2- Adottare un atteggiamento critico nei confronti dell’autorità – in altre parole, non farsi guidare ciecamente dalle autorità nel nostro ambiente personale o politico e sviluppare il coraggio di nuotare controcorrente nelle situazioni critiche. Occorre attingere al nostro sistema di norme e valori per esaminare i nostri pensieri e le nostre azioni, sotto la nostra responsabilità.
3- Prendere sul serio i risultati della ricerca e trarne le dovute conclusioni. La ricchezza delle scoperte sul tema della violenza non deve essere discussa solo all’interno della disciplina specifica, ma occorre che sia divulgata e condivisa con un pubblico più ampio. Le varie discipline delle scienze umane e delle neuroscienze possono dare contributi molto significativi all’analisi delle cause e delle manifestazioni della violenza.
4- L’educazione come protezione contro la violenza, rafforzando l’autostima dei bambini, le loro aspirazioni all’autonomia e il loro senso di responsabilità fin dalla più tenera età, in famiglia e nel contesto della formazione continua fuori casa, educandoli alla libertà e all’onestà intellettuale e fornendo loro, attraverso il nostro comportamento di adulti, esempi di modelli da cui possano imparare ad agire in modo costruttivo e a trattare gli altri con autentica tolleranza e rispetto per la dignità altrui. Da questo dipende il fatto se nei bambini si accumula un grande potenziale di aggressività, che poi si scarica in modo distruttivo oppure se riescono a incanalare le loro dinamiche aggressive in canali costruttivi.
5- Rispettare la dignità umana degli altri, poiché molti atti di violenza nella vita personale di tutti i giorni e nel contesto geopolitico globale sarebbero impensabili se i presunti nemici non fossero disumanizzati e percepiti come un gioco facile dall’aggressore. Nessuno ha il diritto di giudicare il valore o l’indegnità di un’altra persona.
Giunti a questo punto, appare chiaro come una vita in assenza di violenza non sia un appannaggio automatico, ma vada costruita passo a passo, con un’intenzione e un’attenzione costante.
«Considerate la vostra semenza: fatti non foste per viver come bruti, ma per seguir virtute e canoscenza.»

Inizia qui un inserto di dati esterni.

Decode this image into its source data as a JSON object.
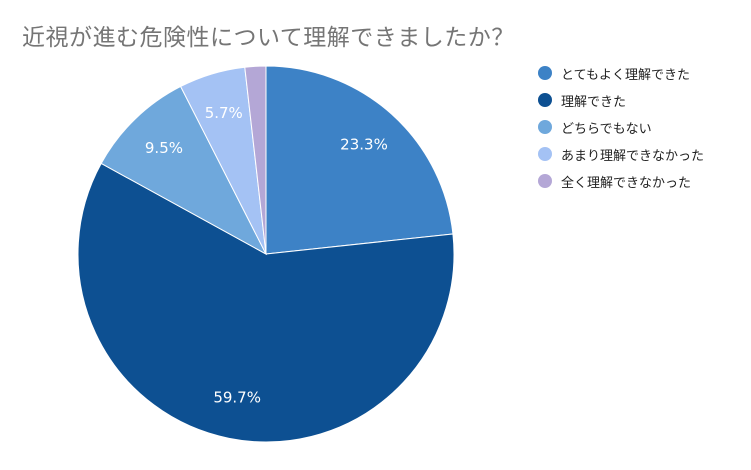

recitava il sommo Vate (Inferno, XXVI, 118-120), a monito del fatto che la natura umana è di qualità ben superiore al mero aspetto espressivo animale-biologico ed è precisa responsabilità di ogni essere umano perseguire con ogni possibile sforzo e senza cedimenti il conseguimento di quelle caratteristiche che precisamente connotano un essere umano, affinché egli possa essere realmente definito tale.
Un primo passo in questa direzione potrebbe proprio essere smetterla, una volta per tutte, di crearsi arbitrariamente un “nemico”.
luca rosso
Non hai parlato dei violenti che sono pagati e addestrati (forse anche cresciuti fin dall’infanzia) per esserlo (credo to lo abbia fatto volutamente) come a Pisa con gli studenti o a Genova durante G8.
O anche a Parigi durante la rivoluzione (vedi giacobini).